Zakharova’s comments reflected a sharp worsening of Russia’s relations with both countries, which have fought two wars in the three decades since the collapse of the Soviet Union.

Distracted by the war in Ukraine, Moscow is struggling to maintain its position as the leading power and security guarantor in the region.

At the weekend, Azerbaijan released a statement on what it called “sham ‘elections’ in certain territories of Ukraine” – a reference to votes that Russia was holding in four partly occupied regions of Ukraine that it claimed as its own after invading its neighbour last year.

The Azerbaijani statement said the Russian vote was taking place in areas internationally recognised as part of Ukraine and was therefore legally void.

Zakharova told reporters that Russia had lodged a diplomatic protest because the comments were “unacceptable to us and do not correspond to the allied nature of relations between our countries”.

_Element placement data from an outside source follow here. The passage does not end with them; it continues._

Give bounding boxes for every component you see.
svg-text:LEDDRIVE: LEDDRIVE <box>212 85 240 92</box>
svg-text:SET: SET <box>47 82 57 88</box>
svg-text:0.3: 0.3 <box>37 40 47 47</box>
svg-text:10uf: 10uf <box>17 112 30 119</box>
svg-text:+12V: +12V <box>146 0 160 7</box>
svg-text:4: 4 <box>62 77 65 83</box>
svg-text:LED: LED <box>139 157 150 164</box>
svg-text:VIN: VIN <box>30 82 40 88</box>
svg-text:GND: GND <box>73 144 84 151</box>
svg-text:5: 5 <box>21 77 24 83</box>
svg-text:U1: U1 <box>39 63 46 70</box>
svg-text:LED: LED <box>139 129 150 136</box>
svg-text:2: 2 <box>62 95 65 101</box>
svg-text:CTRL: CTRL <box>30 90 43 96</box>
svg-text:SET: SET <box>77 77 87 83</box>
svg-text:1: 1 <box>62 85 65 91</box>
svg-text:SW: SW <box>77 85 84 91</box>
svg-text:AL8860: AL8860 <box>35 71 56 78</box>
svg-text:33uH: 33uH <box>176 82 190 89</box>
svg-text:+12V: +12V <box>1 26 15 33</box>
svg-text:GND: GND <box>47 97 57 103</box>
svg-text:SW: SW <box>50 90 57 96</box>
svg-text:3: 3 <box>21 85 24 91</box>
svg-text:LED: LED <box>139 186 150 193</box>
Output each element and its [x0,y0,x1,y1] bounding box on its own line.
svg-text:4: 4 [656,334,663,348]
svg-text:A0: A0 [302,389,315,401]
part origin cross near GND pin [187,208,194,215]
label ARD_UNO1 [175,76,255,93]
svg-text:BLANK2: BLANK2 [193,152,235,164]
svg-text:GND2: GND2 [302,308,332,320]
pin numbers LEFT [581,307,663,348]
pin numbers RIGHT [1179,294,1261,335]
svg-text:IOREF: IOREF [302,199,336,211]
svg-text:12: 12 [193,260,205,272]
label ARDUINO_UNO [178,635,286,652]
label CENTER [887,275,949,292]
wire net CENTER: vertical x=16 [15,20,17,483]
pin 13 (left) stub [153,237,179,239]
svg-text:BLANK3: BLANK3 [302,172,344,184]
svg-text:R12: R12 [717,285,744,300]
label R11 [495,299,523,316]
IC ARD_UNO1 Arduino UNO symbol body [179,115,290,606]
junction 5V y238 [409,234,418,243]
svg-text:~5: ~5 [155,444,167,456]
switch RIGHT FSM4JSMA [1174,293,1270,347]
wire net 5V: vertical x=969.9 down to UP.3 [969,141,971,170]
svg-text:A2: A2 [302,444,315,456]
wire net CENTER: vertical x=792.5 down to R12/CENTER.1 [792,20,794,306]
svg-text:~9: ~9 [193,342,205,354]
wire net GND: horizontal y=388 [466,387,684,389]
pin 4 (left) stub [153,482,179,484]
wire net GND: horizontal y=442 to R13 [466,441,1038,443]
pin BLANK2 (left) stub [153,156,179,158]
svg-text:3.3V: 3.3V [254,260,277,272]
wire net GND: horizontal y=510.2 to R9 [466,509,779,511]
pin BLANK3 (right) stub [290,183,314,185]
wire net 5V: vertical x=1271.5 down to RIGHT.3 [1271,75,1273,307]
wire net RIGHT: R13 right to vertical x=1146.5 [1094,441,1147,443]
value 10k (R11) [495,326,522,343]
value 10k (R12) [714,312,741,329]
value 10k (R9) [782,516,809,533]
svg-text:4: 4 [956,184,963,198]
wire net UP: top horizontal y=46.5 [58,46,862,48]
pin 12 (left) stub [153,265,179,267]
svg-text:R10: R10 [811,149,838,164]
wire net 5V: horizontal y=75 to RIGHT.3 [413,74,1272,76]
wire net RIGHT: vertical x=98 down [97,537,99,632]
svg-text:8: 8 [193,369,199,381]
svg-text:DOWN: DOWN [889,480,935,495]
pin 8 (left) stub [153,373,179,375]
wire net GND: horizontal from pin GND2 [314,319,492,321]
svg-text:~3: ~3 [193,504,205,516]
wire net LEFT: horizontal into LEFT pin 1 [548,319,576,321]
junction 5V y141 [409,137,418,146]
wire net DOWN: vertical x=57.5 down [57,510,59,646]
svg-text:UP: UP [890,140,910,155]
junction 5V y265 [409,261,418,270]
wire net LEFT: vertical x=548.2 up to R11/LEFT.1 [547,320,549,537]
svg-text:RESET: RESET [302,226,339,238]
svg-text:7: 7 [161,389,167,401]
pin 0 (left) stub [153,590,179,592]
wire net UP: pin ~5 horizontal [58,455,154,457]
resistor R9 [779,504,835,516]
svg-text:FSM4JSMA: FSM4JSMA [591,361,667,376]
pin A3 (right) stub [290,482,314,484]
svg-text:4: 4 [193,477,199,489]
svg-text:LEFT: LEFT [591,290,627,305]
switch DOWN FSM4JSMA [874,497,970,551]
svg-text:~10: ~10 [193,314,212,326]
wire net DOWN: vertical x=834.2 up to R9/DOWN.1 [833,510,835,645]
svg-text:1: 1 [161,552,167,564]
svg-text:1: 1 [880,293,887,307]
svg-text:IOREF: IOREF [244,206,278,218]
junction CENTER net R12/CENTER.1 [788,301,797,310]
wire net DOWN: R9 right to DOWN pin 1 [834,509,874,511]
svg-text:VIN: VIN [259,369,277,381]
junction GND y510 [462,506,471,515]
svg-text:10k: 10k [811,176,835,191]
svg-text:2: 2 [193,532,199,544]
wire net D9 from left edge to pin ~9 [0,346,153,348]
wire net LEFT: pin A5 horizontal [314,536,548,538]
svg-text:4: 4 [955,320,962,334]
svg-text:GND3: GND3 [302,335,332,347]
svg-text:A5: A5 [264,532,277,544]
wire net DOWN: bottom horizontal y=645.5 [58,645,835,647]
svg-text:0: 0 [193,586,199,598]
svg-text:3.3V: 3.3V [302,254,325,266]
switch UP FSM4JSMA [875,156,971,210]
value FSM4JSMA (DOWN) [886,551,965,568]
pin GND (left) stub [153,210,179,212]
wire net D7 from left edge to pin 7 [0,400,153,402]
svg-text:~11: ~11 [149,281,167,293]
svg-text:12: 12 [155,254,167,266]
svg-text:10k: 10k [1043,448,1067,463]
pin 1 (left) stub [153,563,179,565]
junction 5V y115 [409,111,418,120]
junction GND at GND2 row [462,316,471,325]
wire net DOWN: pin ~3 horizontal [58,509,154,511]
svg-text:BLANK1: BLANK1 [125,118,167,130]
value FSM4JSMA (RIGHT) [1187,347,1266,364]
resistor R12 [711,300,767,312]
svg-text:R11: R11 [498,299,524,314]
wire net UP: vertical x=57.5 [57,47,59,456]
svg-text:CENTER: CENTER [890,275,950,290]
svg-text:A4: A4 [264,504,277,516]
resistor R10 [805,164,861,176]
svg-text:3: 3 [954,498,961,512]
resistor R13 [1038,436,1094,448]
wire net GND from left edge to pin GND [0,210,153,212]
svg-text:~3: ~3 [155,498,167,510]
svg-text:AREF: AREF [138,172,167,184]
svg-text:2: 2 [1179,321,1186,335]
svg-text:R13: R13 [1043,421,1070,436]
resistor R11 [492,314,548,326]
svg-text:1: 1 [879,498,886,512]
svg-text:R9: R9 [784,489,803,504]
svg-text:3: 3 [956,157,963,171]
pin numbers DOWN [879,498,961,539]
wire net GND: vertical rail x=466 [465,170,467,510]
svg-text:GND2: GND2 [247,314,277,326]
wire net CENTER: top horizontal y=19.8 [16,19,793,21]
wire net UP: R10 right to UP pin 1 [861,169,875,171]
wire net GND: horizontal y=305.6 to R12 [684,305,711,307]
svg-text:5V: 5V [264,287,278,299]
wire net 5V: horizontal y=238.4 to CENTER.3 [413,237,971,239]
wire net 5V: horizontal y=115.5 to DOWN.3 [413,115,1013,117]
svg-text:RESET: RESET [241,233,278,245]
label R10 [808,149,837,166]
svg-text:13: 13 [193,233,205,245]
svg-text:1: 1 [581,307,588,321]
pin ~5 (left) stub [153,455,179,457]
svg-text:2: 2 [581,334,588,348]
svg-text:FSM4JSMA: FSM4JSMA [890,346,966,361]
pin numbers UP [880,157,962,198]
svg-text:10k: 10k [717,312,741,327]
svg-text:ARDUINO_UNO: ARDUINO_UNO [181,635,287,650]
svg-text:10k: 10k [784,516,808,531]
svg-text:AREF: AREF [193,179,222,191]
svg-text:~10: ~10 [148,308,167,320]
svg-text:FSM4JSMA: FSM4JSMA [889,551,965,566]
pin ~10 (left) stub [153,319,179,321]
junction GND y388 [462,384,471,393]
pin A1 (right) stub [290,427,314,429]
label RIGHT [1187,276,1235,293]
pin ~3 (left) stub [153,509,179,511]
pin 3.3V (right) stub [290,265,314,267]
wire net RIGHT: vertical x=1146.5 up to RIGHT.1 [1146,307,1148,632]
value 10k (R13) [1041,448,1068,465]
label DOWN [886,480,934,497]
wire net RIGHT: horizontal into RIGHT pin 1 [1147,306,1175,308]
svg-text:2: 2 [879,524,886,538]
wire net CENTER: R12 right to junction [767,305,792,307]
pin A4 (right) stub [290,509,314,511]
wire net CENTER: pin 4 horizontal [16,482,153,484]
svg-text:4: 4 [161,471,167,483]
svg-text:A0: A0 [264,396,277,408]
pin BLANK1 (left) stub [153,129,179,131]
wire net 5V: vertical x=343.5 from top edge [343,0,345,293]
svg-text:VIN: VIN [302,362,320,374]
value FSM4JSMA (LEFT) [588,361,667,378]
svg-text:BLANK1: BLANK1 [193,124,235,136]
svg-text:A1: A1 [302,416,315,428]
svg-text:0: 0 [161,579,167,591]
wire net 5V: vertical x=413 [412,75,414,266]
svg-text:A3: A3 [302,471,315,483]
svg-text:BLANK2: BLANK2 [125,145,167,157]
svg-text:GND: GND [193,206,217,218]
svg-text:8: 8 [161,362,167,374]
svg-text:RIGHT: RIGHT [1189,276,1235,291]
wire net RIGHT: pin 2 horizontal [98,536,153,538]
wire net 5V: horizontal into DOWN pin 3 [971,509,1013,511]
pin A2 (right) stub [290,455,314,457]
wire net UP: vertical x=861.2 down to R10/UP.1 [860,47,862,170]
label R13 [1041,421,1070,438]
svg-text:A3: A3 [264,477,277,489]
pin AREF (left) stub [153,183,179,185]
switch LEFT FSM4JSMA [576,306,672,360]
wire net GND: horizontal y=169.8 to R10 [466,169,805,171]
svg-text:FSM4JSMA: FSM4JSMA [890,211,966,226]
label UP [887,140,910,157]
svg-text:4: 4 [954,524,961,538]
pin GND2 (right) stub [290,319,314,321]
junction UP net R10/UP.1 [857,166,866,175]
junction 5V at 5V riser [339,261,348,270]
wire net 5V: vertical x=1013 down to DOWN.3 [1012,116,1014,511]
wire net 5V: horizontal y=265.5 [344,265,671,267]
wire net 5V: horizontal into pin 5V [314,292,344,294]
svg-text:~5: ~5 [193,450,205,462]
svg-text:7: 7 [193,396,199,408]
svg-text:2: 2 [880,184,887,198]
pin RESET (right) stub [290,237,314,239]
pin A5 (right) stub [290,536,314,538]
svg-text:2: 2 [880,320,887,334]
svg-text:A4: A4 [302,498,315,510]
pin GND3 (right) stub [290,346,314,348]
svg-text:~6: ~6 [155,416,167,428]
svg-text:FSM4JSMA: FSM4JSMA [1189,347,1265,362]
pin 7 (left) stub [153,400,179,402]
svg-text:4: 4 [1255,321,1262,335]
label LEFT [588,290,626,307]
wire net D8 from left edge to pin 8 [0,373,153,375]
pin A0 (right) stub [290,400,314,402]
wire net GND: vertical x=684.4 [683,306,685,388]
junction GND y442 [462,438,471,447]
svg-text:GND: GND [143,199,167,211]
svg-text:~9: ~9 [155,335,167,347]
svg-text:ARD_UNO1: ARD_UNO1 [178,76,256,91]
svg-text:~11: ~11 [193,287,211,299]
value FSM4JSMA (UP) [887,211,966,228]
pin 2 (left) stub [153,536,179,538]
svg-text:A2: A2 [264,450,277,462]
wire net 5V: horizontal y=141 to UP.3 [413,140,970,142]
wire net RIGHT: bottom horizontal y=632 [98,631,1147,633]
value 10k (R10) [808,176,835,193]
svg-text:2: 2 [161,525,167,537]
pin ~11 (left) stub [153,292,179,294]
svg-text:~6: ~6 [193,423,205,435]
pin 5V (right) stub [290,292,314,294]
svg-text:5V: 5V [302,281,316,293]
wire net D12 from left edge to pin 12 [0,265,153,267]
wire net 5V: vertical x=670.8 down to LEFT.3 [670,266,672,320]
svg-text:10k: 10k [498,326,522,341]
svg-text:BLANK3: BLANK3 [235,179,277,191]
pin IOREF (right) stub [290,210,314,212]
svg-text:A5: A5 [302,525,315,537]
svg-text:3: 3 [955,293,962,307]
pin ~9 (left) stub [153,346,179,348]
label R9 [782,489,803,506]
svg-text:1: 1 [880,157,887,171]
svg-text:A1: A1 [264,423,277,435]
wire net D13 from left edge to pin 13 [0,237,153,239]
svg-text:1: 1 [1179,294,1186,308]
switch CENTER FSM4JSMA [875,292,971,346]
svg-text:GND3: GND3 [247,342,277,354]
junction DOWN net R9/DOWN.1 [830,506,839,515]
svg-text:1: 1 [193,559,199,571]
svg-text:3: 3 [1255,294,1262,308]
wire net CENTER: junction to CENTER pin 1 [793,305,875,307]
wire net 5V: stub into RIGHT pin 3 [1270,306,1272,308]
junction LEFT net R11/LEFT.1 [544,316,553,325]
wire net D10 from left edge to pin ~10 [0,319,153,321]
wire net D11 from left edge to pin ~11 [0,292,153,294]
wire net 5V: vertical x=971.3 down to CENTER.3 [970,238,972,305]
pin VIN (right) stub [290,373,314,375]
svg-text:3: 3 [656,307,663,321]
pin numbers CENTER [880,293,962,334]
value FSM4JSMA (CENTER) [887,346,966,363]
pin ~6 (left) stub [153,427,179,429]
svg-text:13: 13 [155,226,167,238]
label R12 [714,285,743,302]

“We proceed from the fact that Baku should treat the territorial integrity of our country with the same respect that Baku expects from us, when it comes to the territorial integrity of Azerbaijan,” she added.

Tensions between Armenia and Azerbaijan have risen in the past week, with each side accusing the other of building up troop concentrations near their borders.

Armenia has accused Russia, which has maintained a peacekeeping force in the region since the last war in 2020, of failing to protect it against what it calls Azerbaijani aggression.

Zakharova stated Armenia’s recent statements had an “unfriendly character” and were damaging to the peace process over Nagorno-Karabakh.

The territory is internationally recognised as part of Azerbaijan but is mostly populated by ethnic Armenians who broke away from Baku in a war in the 1990s.